By the time the First World War ended in November 1918, around 8.5 million soldiers were dead and vast swaths of Europe lay in ruins. It had earned its title, the Great War. The first time that moniker was ever used anywhere in the world was in the October 1914 issue of Maclean’s. It was in a small note near the bottom of page 53. Under a headline, “The Great War,” it listed previous wars that had named themselves—including the Crimean War, the Thirty Years War and the Civil War—and then stated, “This is the Great War. It names itself.”
That reference would be lost if not for the Oxford English Dictionary. For more than 125 years, it has exhaustively tracked the origins, evolution and meanings of words and phrases and rightly boasted of being “the definitive record of the English language.” According to Katherine Martin, head of Oxford’s U.S. dictionaries program, the war had previously been described as “great,” but the unsigned Maclean’s “Great War” reference is “the earliest found that is clearly intended to be a name for the war, rather than a description of it. The author had posterity in mind.”

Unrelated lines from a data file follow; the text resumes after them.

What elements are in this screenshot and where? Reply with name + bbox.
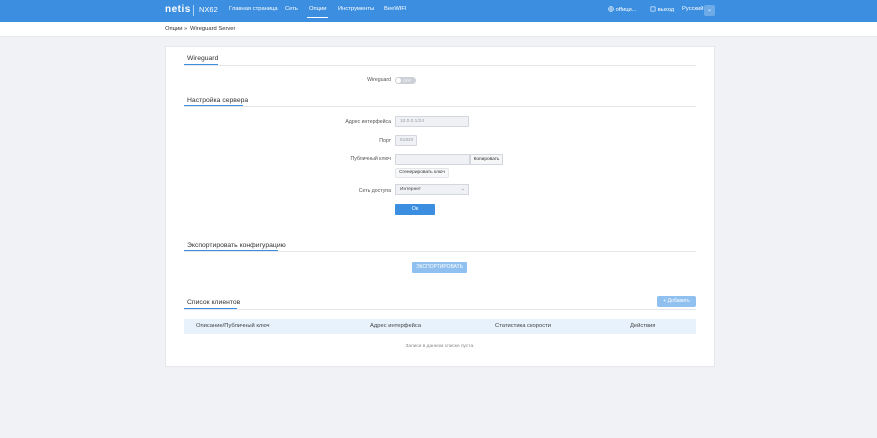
clients-table-header: Описание/Публичный ключ Адрес интерфейса…	[184, 319, 696, 334]
section-underline	[184, 105, 243, 106]
logo-divider	[193, 5, 194, 16]
chevron-down-icon: ⌄	[460, 186, 465, 192]
logout-link[interactable]: выход	[650, 6, 674, 13]
clients-section-title: Список клиентов	[187, 299, 241, 306]
language-select[interactable]: Русский	[682, 6, 704, 12]
section-underline	[184, 250, 278, 251]
export-section-title: Экспортировать конфигурацию	[187, 242, 286, 249]
nav-home[interactable]: Главная страница	[229, 6, 278, 12]
section-divider	[184, 309, 696, 310]
brand-logo[interactable]: netis	[165, 4, 191, 15]
interface-address-label: Адрес интерфейса	[345, 119, 391, 125]
nav-options[interactable]: Опции	[306, 6, 329, 18]
breadcrumb-current: Wireguard Server	[190, 26, 236, 32]
wireguard-section-title: Wireguard	[187, 55, 219, 62]
toggle-state-text: OFF	[403, 78, 411, 83]
column-speed-stats: Статистика скорости	[495, 323, 552, 329]
chevron-down-icon[interactable]: ⌄	[704, 5, 715, 16]
breadcrumb-options[interactable]: Опции	[165, 26, 182, 32]
port-label: Порт	[379, 138, 391, 144]
nav-beewifi[interactable]: BeeWIFI	[384, 6, 407, 12]
port-input[interactable]: 51820	[395, 135, 417, 146]
access-network-value: Интернет	[400, 187, 421, 192]
official-label: offици...	[615, 7, 637, 13]
section-underline	[184, 308, 237, 309]
public-key-label: Публичный ключ	[350, 156, 391, 162]
copy-key-button[interactable]: Копировать	[470, 154, 503, 165]
logout-label: выход	[657, 7, 675, 13]
export-button[interactable]: ЭКСПОРТИРОВАТЬ	[412, 262, 467, 273]
access-network-label: Сеть доступа	[358, 188, 391, 194]
public-key-input[interactable]	[395, 154, 470, 165]
column-interface-address: Адрес интерфейса	[370, 323, 422, 329]
globe-icon	[608, 6, 614, 12]
nav-network[interactable]: Сеть	[285, 6, 298, 12]
section-divider	[184, 106, 696, 107]
access-network-select[interactable]: Интернет ⌄	[395, 184, 469, 195]
wireguard-toggle[interactable]: OFF	[395, 77, 416, 84]
nav-tools[interactable]: Инструменты	[338, 6, 374, 12]
empty-list-message: Записи в данном списке пуста.	[405, 344, 475, 349]
section-divider	[184, 251, 696, 252]
logout-icon	[650, 6, 656, 12]
official-link[interactable]: offици...	[608, 6, 637, 13]
section-divider	[184, 65, 696, 66]
add-client-button[interactable]: + Добавить	[657, 296, 696, 307]
section-underline	[184, 64, 218, 65]
model-name: NX62	[199, 5, 218, 14]
column-actions: Действия	[630, 323, 656, 329]
breadcrumb-separator: »	[184, 26, 188, 32]
interface-address-input[interactable]: 10.0.0.1/24	[395, 116, 469, 127]
toggle-knob	[396, 78, 401, 83]
breadcrumb: Опции » Wireguard Server	[0, 22, 877, 37]
top-navigation-bar: netis NX62 Главная страница Сеть Опции И…	[0, 0, 877, 22]
generate-key-button[interactable]: Сгенерировать ключ	[395, 168, 449, 178]
ok-button[interactable]: Ок	[395, 204, 435, 215]
column-description: Описание/Публичный ключ	[196, 323, 270, 329]
wireguard-toggle-label: Wireguard	[367, 77, 391, 83]
server-section-title: Настройка сервера	[187, 97, 249, 104]
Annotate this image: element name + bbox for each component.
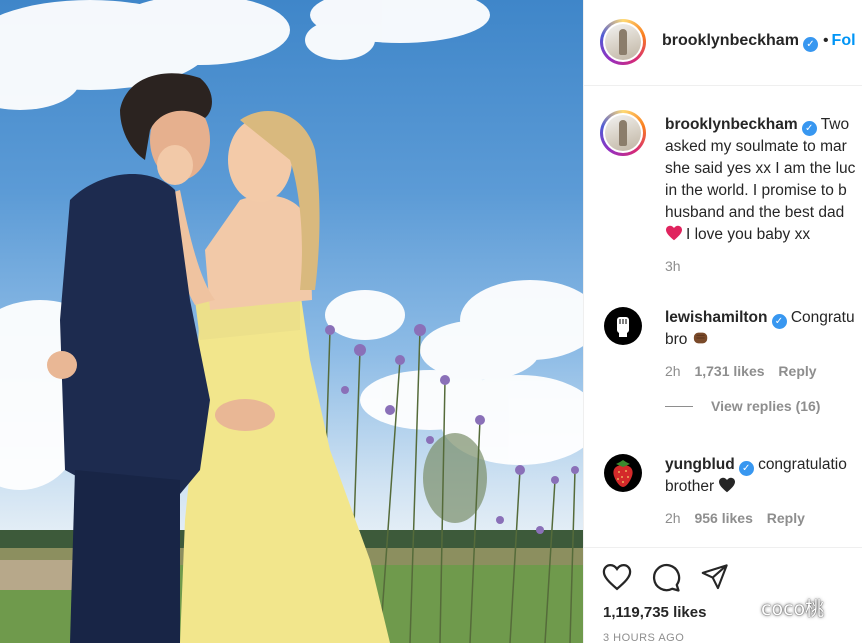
author-username[interactable]: brooklynbeckham	[662, 32, 799, 49]
comment-likes[interactable]: 956 likes	[694, 510, 752, 526]
caption-line: in the world. I promise to b	[665, 182, 847, 199]
reply-button[interactable]: Reply	[778, 363, 816, 379]
comment: yungblud ✓ congratulatio brother 2h 956 l…	[665, 454, 862, 526]
replies-divider	[665, 406, 693, 407]
comment-timestamp[interactable]: 2h	[665, 363, 681, 379]
verified-icon: ✓	[801, 121, 817, 136]
wechat-icon	[727, 597, 757, 618]
caption: brooklynbeckham ✓ Two asked my soulmate t…	[665, 114, 862, 274]
black-heart-icon	[719, 477, 736, 493]
commenter-avatar[interactable]	[604, 307, 642, 345]
verified-icon: ✓	[738, 461, 754, 476]
author-avatar-image	[605, 24, 641, 60]
caption-line: she said yes xx I am the luc	[665, 160, 856, 177]
verified-icon: ✓	[771, 314, 787, 329]
post-panel: brooklynbeckham ✓ • Fol brooklynbeckham ✓ Tw…	[583, 0, 862, 643]
like-heart-icon[interactable]	[602, 563, 632, 591]
fist-bump-icon	[693, 332, 707, 344]
separator-dot: •	[822, 32, 829, 49]
commenter-avatar[interactable]	[604, 454, 642, 492]
reply-button[interactable]: Reply	[767, 510, 805, 526]
caption-username[interactable]: brooklynbeckham	[665, 116, 798, 133]
post-photo[interactable]	[0, 0, 583, 643]
caption-timestamp[interactable]: 3h	[665, 258, 862, 274]
caption-line: asked my soulmate to mar	[665, 138, 847, 155]
likes-count[interactable]: 1,119,735 likes	[603, 604, 706, 621]
caption-line: I love you baby xx	[686, 226, 811, 243]
watermark-text: coco桃	[761, 598, 825, 620]
strawberry-icon	[613, 460, 633, 487]
view-replies-label: View replies (16)	[711, 398, 821, 414]
caption-line: husband and the best dad	[665, 204, 845, 221]
red-heart-icon	[666, 225, 682, 241]
photo-illustration	[0, 0, 583, 643]
fist-icon	[617, 317, 629, 337]
follow-button[interactable]: Fol	[832, 32, 856, 49]
post-header: brooklynbeckham ✓ • Fol	[584, 0, 862, 86]
comment-username[interactable]: lewishamilton	[665, 309, 768, 326]
author-avatar[interactable]	[600, 19, 646, 65]
comment-text: Congratu	[790, 309, 855, 326]
comment-username[interactable]: yungblud	[665, 456, 735, 473]
comment: lewishamilton ✓ Congratu bro 2h 1,731 lik…	[665, 307, 862, 414]
caption-avatar-image	[605, 115, 641, 151]
caption-avatar[interactable]	[600, 110, 646, 156]
verified-icon: ✓	[802, 37, 818, 52]
caption-line: Two	[820, 116, 850, 133]
comment-bubble-icon[interactable]	[651, 563, 681, 593]
comment-text: brother	[665, 478, 715, 495]
comment-text: bro	[665, 331, 688, 348]
comment-text: congratulatio	[758, 456, 847, 473]
share-send-icon[interactable]	[700, 563, 730, 591]
post-time-ago[interactable]: 3 HOURS AGO	[603, 632, 684, 643]
view-replies-button[interactable]: View replies (16)	[665, 398, 862, 414]
watermark: coco桃	[727, 594, 824, 621]
comment-timestamp[interactable]: 2h	[665, 510, 681, 526]
comment-likes[interactable]: 1,731 likes	[694, 363, 764, 379]
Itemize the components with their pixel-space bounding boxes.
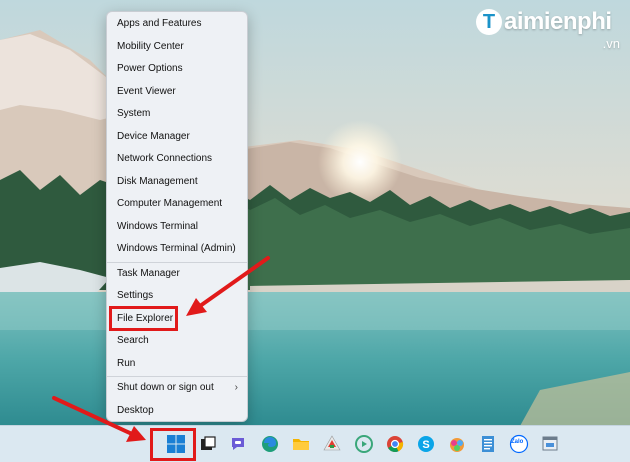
menu-item-network-connections[interactable]: Network Connections [111, 149, 244, 169]
menu-separator [107, 376, 247, 377]
menu-item-system[interactable]: System [111, 104, 244, 124]
file-explorer-highlight-box [109, 306, 178, 331]
menu-separator [107, 262, 247, 263]
menu-item-apps-and-features[interactable]: Apps and Features [111, 14, 244, 34]
menu-item-run[interactable]: Run [111, 354, 244, 374]
chrome-icon[interactable] [385, 434, 405, 454]
zalo-label: Zalo [511, 439, 524, 445]
svg-text:S: S [422, 439, 429, 451]
menu-item-search[interactable]: Search [111, 331, 244, 351]
task-view-icon[interactable] [198, 434, 218, 454]
watermark-logo-icon: T [476, 9, 502, 35]
menu-item-power-options[interactable]: Power Options [111, 59, 244, 79]
menu-item-shut-down-or-sign-out[interactable]: Shut down or sign out › [111, 378, 244, 398]
watermark-suffix: .vn [602, 36, 620, 51]
menu-item-windows-terminal[interactable]: Windows Terminal [111, 217, 244, 237]
power-user-menu: Apps and Features Mobility Center Power … [106, 11, 248, 422]
menu-item-device-manager[interactable]: Device Manager [111, 127, 244, 147]
watermark-brand: aimienphi [504, 8, 612, 35]
menu-item-windows-terminal-admin[interactable]: Windows Terminal (Admin) [111, 239, 244, 259]
menu-item-task-manager[interactable]: Task Manager [111, 264, 244, 284]
menu-item-label: Shut down or sign out [117, 382, 214, 393]
menu-item-mobility-center[interactable]: Mobility Center [111, 37, 244, 57]
skype-icon[interactable]: S [416, 434, 436, 454]
menu-item-event-viewer[interactable]: Event Viewer [111, 82, 244, 102]
menu-item-desktop[interactable]: Desktop [111, 401, 244, 421]
file-explorer-icon[interactable] [291, 434, 311, 454]
android-app-icon[interactable] [354, 434, 374, 454]
app-window-icon[interactable] [540, 434, 560, 454]
edge-icon[interactable] [260, 434, 280, 454]
microsoft-store-icon[interactable] [322, 434, 342, 454]
taimienphi-watermark: T aimienphi .vn [476, 6, 626, 52]
menu-item-computer-management[interactable]: Computer Management [111, 194, 244, 214]
colorful-app-icon[interactable] [447, 434, 467, 454]
zalo-icon[interactable]: Zalo [509, 434, 529, 454]
wallpaper-landscape [0, 0, 630, 461]
taskbar: S Zalo [0, 425, 630, 462]
start-button-highlight-box [150, 428, 196, 461]
menu-item-disk-management[interactable]: Disk Management [111, 172, 244, 192]
desktop-wallpaper [0, 0, 630, 461]
chevron-right-icon: › [234, 382, 238, 393]
notepad-icon[interactable] [478, 434, 498, 454]
menu-item-settings[interactable]: Settings [111, 286, 244, 306]
chat-icon[interactable] [229, 434, 249, 454]
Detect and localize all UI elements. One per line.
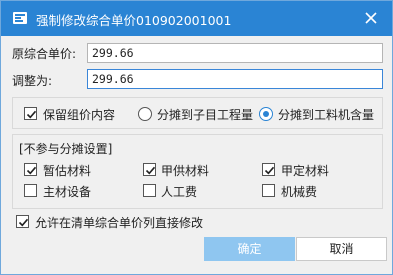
close-icon[interactable] <box>359 7 383 29</box>
allow-direct-edit-checkbox[interactable] <box>16 215 29 228</box>
keep-composition-label: 保留组价内容 <box>43 108 116 122</box>
main-material-label: 主材设备 <box>43 185 92 199</box>
owner-specified-material-checkbox[interactable] <box>262 163 275 176</box>
ok-button[interactable]: 确定 <box>204 237 295 261</box>
owner-specified-material-label: 甲定材料 <box>281 164 330 178</box>
allow-direct-edit-label: 允许在清单综合单价列直接修改 <box>35 216 204 230</box>
radio-selected-dot <box>263 111 269 117</box>
labor-cost-checkbox[interactable] <box>143 184 156 197</box>
dialog-window: 强制修改综合单价010902001001 原综合单价: 299.66 调整为: … <box>0 0 393 275</box>
original-price-label: 原综合单价: <box>12 47 77 61</box>
adjust-to-field[interactable]: 299.66 <box>87 69 383 89</box>
spread-machine-radio[interactable] <box>259 107 273 121</box>
adjust-to-label: 调整为: <box>12 74 53 88</box>
spread-options-group: 保留组价内容 分摊到子目工程量 分摊到工料机含量 <box>12 97 383 129</box>
window-title: 强制修改综合单价010902001001 <box>36 13 232 28</box>
spread-sub-items-radio[interactable] <box>138 107 152 121</box>
main-material-checkbox[interactable] <box>24 184 37 197</box>
owner-supplied-material-checkbox[interactable] <box>143 163 156 176</box>
labor-cost-label: 人工费 <box>161 185 198 199</box>
spread-sub-items-label: 分摊到子目工程量 <box>157 108 254 122</box>
machinery-cost-checkbox[interactable] <box>262 184 275 197</box>
exclude-settings-group: [不参与分摊设置] 暂估材料 甲供材料 甲定材料 主材设备 人工费 机械费 <box>12 134 383 209</box>
machinery-cost-label: 机械费 <box>281 185 318 199</box>
exclude-group-title: [不参与分摊设置] <box>19 142 113 156</box>
spread-machine-label: 分摊到工料机含量 <box>278 108 375 122</box>
estimated-material-label: 暂估材料 <box>43 164 92 178</box>
app-icon <box>12 10 28 26</box>
cancel-button[interactable]: 取消 <box>296 237 387 261</box>
keep-composition-checkbox[interactable] <box>24 107 37 120</box>
estimated-material-checkbox[interactable] <box>24 163 37 176</box>
owner-supplied-material-label: 甲供材料 <box>161 164 210 178</box>
original-price-field[interactable]: 299.66 <box>87 43 383 63</box>
title-bar[interactable]: 强制修改综合单价010902001001 <box>1 1 392 36</box>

While the OED doesn’t know exactly how or when the Maclean’s “Great War” reference was found and made its way to the OED’s offices, it was between its 1933 supplement and 1972 edition, supplanting the previous record holder from 1916.
The OED keeps scanning sources, including diaries, books and databases, to refine its entries and update its etymologies. As of this week, Martin says Maclean’s has 59 first-usage titles, everything from the nouns sasquatch (1929), instant replay (1973), allophone (1977) and neo-con (1979) to the verb zap (1968).